= Uniform matroid =

Matroid in which every permutation is a symmetry

The graphic matroid of the cycle graph C_{4}, which is the uniform matroid $U{}^3_4$. More generally, the graphic matroid of C_{n} is $U{}^{n-1}_{n}$.

In mathematics, a uniform matroid is a matroid in which the independent sets are exactly the sets containing at most r elements, for some fixed integer r. An alternative definition is that every permutation of the elements is a symmetry.

==Definition==
The uniform matroid $U{}^r_n$ is defined over a set of $n$ elements. A subset of the elements is independent if and only if it contains at most $r$ elements. A subset is a basis if it has exactly $r$ elements, and it is a circuit if it has exactly $r+1$ elements. The rank of a subset $S$ is $\min(|S|,r)$ and the rank of the matroid is $r$.

A matroid of rank $r$ is uniform if and only if all of its circuits have exactly $r+1$ elements.

The matroid $U{}^2_n$ is called the $n$-point line.

==Duality and minors==
The dual matroid of the uniform matroid $U{}^r_n$ is another uniform matroid $U{}^{n-r}_n$. A uniform matroid is self-dual if and only if $r=n/2$.

Every minor of a uniform matroid is uniform. Restricting a uniform matroid $U{}^r_n$ by one element (as long as $r < n$) produces the matroid
$U{}^r_{n-1}$ and contracting it by one element (as long as $r > 0$) produces the matroid $U{}^{r-1}_{n-1}$.

==Realization==
The uniform matroid $U{}^r_n$ may be represented as the matroid of affinely independent subsets of $n$ points in general position in $r$-dimensional Euclidean space, or as the matroid of linearly independent subsets of $n$ vectors in general position in an $(r+1)$-dimensional real vector space.

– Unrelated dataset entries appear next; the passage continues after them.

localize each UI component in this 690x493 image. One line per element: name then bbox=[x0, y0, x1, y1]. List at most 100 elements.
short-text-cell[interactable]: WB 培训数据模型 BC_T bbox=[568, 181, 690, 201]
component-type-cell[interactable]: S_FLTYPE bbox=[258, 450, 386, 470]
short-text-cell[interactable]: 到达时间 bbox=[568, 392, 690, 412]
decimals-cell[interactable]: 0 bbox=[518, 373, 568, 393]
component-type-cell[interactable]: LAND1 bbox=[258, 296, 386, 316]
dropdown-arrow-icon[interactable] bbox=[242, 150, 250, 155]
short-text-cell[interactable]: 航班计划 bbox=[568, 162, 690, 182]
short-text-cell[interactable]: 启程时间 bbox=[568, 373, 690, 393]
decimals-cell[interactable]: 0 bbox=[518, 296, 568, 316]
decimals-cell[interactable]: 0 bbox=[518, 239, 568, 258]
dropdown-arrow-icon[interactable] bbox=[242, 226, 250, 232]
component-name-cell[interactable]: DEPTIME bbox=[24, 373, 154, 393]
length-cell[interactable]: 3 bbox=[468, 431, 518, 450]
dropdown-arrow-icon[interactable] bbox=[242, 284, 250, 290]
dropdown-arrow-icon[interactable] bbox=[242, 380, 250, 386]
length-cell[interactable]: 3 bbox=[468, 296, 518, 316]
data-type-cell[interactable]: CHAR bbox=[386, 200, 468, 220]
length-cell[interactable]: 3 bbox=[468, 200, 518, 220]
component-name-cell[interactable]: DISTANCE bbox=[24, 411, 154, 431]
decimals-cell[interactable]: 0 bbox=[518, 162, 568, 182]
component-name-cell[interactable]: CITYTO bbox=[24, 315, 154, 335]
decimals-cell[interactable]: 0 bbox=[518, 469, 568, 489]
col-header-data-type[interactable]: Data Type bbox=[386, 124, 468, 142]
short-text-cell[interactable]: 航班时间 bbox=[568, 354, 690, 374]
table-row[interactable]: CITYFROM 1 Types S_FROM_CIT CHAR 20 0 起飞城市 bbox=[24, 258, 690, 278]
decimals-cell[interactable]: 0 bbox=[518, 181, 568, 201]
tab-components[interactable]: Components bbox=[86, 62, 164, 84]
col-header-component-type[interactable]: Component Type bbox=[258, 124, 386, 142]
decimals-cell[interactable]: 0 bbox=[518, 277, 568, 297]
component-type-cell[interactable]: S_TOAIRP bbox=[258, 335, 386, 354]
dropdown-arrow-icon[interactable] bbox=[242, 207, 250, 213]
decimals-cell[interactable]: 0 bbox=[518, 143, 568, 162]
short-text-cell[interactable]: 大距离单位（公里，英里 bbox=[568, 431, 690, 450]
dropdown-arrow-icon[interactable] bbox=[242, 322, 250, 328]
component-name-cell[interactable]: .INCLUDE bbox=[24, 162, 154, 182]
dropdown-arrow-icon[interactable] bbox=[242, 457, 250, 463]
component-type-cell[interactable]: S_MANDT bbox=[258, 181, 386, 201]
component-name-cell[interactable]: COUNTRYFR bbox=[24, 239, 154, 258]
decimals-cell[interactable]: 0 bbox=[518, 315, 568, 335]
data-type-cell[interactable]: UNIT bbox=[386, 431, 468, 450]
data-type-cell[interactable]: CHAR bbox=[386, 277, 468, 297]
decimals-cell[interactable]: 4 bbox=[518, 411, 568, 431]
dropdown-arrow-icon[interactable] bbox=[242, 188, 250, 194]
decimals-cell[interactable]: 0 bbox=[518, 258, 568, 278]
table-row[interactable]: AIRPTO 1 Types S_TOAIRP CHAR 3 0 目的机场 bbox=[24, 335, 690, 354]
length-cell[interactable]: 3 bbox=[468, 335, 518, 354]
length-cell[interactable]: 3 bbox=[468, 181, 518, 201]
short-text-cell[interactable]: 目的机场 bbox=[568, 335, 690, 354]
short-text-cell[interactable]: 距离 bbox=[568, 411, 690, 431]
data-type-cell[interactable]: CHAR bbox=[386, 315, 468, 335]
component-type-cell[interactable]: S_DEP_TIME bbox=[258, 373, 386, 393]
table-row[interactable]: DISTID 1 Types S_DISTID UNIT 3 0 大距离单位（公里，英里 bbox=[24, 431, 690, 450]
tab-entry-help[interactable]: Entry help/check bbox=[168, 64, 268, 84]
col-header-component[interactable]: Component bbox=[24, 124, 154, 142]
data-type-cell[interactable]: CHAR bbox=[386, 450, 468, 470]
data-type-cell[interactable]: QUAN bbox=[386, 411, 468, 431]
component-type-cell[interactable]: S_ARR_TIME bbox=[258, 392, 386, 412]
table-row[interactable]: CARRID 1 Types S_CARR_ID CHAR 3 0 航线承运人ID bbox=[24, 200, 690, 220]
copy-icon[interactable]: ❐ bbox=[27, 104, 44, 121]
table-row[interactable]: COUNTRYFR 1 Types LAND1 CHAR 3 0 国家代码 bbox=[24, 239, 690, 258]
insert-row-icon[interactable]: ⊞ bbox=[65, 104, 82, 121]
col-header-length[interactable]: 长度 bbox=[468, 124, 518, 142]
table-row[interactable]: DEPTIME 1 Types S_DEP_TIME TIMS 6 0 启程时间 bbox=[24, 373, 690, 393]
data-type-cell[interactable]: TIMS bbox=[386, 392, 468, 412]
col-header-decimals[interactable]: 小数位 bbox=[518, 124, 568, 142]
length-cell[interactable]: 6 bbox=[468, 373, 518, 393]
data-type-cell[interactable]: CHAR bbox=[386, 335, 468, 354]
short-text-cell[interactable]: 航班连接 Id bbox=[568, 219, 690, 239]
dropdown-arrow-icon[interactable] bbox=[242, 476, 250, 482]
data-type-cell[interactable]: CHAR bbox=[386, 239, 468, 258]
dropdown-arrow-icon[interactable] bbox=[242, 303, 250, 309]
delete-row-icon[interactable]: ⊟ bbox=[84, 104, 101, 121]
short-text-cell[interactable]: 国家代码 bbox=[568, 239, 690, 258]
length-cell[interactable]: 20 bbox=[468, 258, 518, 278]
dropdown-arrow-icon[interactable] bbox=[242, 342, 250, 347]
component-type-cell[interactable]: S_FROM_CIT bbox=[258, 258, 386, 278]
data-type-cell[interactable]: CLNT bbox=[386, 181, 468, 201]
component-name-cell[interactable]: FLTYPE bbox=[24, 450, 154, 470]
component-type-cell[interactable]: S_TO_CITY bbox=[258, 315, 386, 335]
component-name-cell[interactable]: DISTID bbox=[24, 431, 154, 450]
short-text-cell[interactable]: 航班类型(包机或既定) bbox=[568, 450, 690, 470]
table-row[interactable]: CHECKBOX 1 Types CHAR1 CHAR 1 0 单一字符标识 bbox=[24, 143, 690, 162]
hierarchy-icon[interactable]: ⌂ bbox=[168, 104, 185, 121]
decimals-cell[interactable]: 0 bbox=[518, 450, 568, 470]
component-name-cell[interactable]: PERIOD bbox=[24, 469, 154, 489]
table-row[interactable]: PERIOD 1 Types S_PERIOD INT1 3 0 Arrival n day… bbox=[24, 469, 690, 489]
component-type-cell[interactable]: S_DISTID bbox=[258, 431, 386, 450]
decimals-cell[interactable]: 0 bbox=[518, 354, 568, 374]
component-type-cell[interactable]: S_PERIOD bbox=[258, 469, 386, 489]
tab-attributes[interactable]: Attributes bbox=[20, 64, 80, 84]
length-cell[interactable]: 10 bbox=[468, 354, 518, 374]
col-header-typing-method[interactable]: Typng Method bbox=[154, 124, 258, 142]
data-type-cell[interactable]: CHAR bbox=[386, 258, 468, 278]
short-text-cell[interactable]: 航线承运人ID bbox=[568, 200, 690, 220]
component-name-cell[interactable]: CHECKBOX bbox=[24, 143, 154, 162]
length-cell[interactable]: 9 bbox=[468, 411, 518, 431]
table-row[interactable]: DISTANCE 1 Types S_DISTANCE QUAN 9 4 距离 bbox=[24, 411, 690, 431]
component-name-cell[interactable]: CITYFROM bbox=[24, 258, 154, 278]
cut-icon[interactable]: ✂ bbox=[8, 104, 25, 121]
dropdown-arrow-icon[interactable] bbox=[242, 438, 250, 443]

Every uniform matroid may also be realized in projective spaces and vector spaces over all sufficiently large finite fields. However, the field must be large enough to include enough independent vectors. For instance, the $n$-point line $U{}^2_n$ can be realized only over finite fields of $n-1$ or more elements (because otherwise the projective line over that field would have fewer than $n$ points): $U{}^2_4$ is not a binary matroid, $U{}^2_5$ is not a ternary matroid, etc. For this reason, uniform matroids play an important role in Rota's conjecture concerning the forbidden minor characterization of the matroids that can be realized over finite fields.

==Algorithms==
The problem of finding the minimum-weight basis of a weighted uniform matroid is well-studied in computer science as the selection problem. It may be solved in linear time.

Any algorithm that tests whether a given matroid is uniform, given access to the matroid via an independence oracle, must perform an exponential number of oracle queries, and therefore cannot take polynomial time.

==Related matroids==
The free matroid over a given ground-set E is the matroid in which the independent sets are all subsets of E. It is a special case of a uniform matroid; specifically, when E has cardinality $n$, it is the uniform matroid $U{}^{n}_{n}$.

Unless $r\in\{0,n\}$, a uniform matroid $U{}^r_n$ is connected: it is not the direct sum of two smaller matroids.
The direct sum of a family of uniform matroids (not necessarily all with the same parameters) is called a partition matroid.

Every uniform matroid is a paving matroid, a transversal matroid and a strict gammoid.

Not every uniform matroid is graphic, and the uniform matroids provide the smallest example of a non-graphic matroid, $U{}^2_4$. The uniform matroid $U{}^1_n$ is the graphic matroid of an $n$-edge dipole graph, and the dual uniform matroid $U{}^{n-1}_n$ is the graphic matroid of its dual graph, the $n$-edge cycle graph. $U{}^0_n$ is the graphic matroid of a graph with $n$ self-loops, and $U{}^n_n$ is the graphic matroid of an $n$-edge forest. Other than these examples, every uniform matroid $U{}^r_n$ with $1 < r < n-1$ contains $U{}^2_4$ as a minor and therefore is not graphic.

The $n$-point line provides an example of a Sylvester matroid, a matroid in which every line contains three or more points.